The rate rises, combined with the surge in energy bills, created a compound crisis for households with mortgages. The average two-year fixed-rate mortgage deal — which had stood at around 2.3% at the start of 2022 — rose above 6% by October, adding hundreds of pounds to monthly payments for homeowners coming off cheap fixed deals. Approximately 1.4 million fixed-rate mortgages were due to be refinanced in 2023, raising fears of a wave of defaults and forced sales.
Government intervention
The scale of the crisis prompted a series of government interventions. The Energy Price Guarantee, introduced under Prime Minister Liz Truss's brief administration and retained by Rishi Sunak, committed the state to paying the difference between actual energy costs and a capped rate for households, at an estimated cost to the Treasury of around £60 billion over two years. Additional cost-of-living payments were made to households on universal credit, pensioners and those with disabilities.

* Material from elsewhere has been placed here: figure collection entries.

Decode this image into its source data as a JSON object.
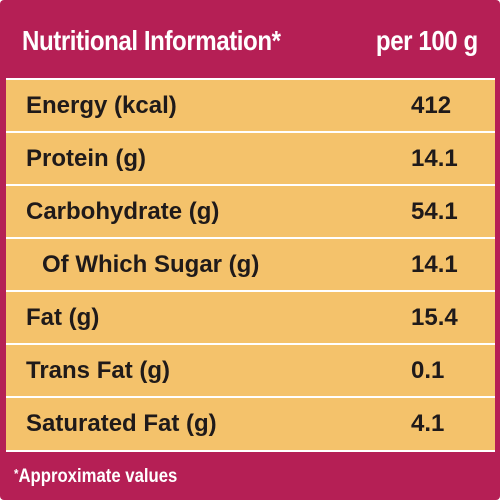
{
  "header": {
    "title": "Nutritional Information*",
    "per": "per 100 g"
  },
  "rows": [
    {
      "name": "Energy (kcal)",
      "value": "412"
    },
    {
      "name": "Protein (g)",
      "value": "14.1"
    },
    {
      "name": "Carbohydrate (g)",
      "value": "54.1"
    },
    {
      "name": "Of Which Sugar (g)",
      "value": "14.1"
    },
    {
      "name": "Fat (g)",
      "value": "15.4"
    },
    {
      "name": "Trans Fat (g)",
      "value": "0.1"
    },
    {
      "name": "Saturated Fat (g)",
      "value": "4.1"
    }
  ],
  "footer": {
    "asterisk": "*",
    "note": "Approximate values"
  },
  "colors": {
    "panel": "#b51f55",
    "table": "#f4c26b",
    "divider": "#ffffff",
    "text": "#1f1a1a"
  }
}
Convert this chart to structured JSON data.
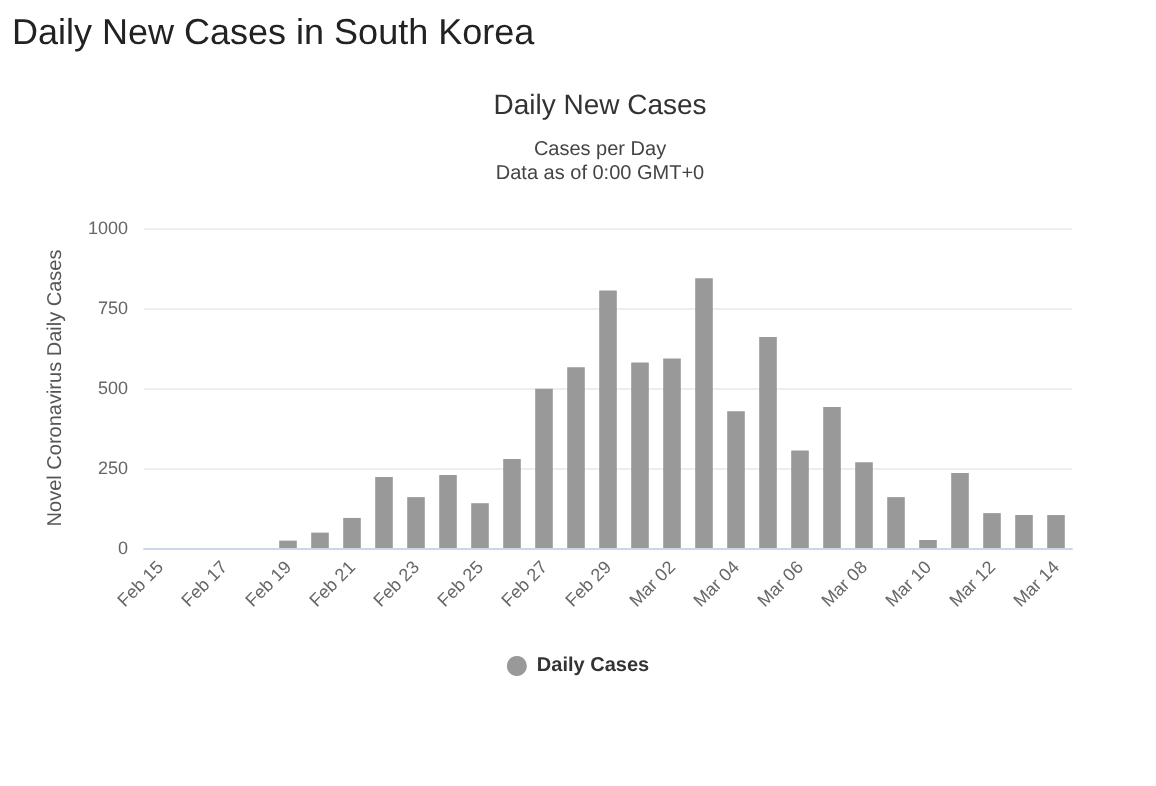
{
  "chart_data": {
    "type": "bar",
    "title": "Daily New Cases in South Korea",
    "subtitle": "Daily New Cases",
    "annotations": [
      "Cases per Day",
      "Data as of 0:00 GMT+0"
    ],
    "ylabel": "Novel Coronavirus Daily Cases",
    "categories": [
      "Feb 15",
      null,
      "Feb 17",
      null,
      "Feb 19",
      null,
      "Feb 21",
      null,
      "Feb 23",
      null,
      "Feb 25",
      null,
      "Feb 27",
      null,
      "Feb 29",
      null,
      "Mar 02",
      null,
      "Mar 04",
      null,
      "Mar 06",
      null,
      "Mar 08",
      null,
      "Mar 10",
      null,
      "Mar 12",
      null,
      "Mar 14"
    ],
    "series": [
      {
        "name": "Daily Cases",
        "color": "#999999",
        "values": [
          0,
          0,
          0,
          0,
          23,
          48,
          94,
          222,
          159,
          228,
          140,
          278,
          498,
          565,
          805,
          580,
          592,
          843,
          427,
          659,
          305,
          441,
          268,
          159,
          25,
          234,
          109,
          103,
          103
        ]
      }
    ],
    "ylim": [
      0,
      1000
    ],
    "yticks": [
      0,
      250,
      500,
      750,
      1000
    ],
    "grid": "y",
    "legend": "bottom"
  }
}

Despite these measures, food bank usage reached record levels. The Trussell Trust, which operates the largest network of food banks in the UK, reported distributing 2.99 million food parcels in the year to March 2023 — a 37% increase on the previous year. Community food banks outside the Trussell Trust network reported similar or steeper increases.
Inflation subsequently fell through 2023, reaching 4.0% by January 2024 and returning to the Bank of England's 2% target in May 2024. But the legacy of the inflationary surge — the permanent increase in price levels for food, energy and services — remained embedded in household budgets, contributing to the sense of economic insecurity that shaped the 2024 general election result.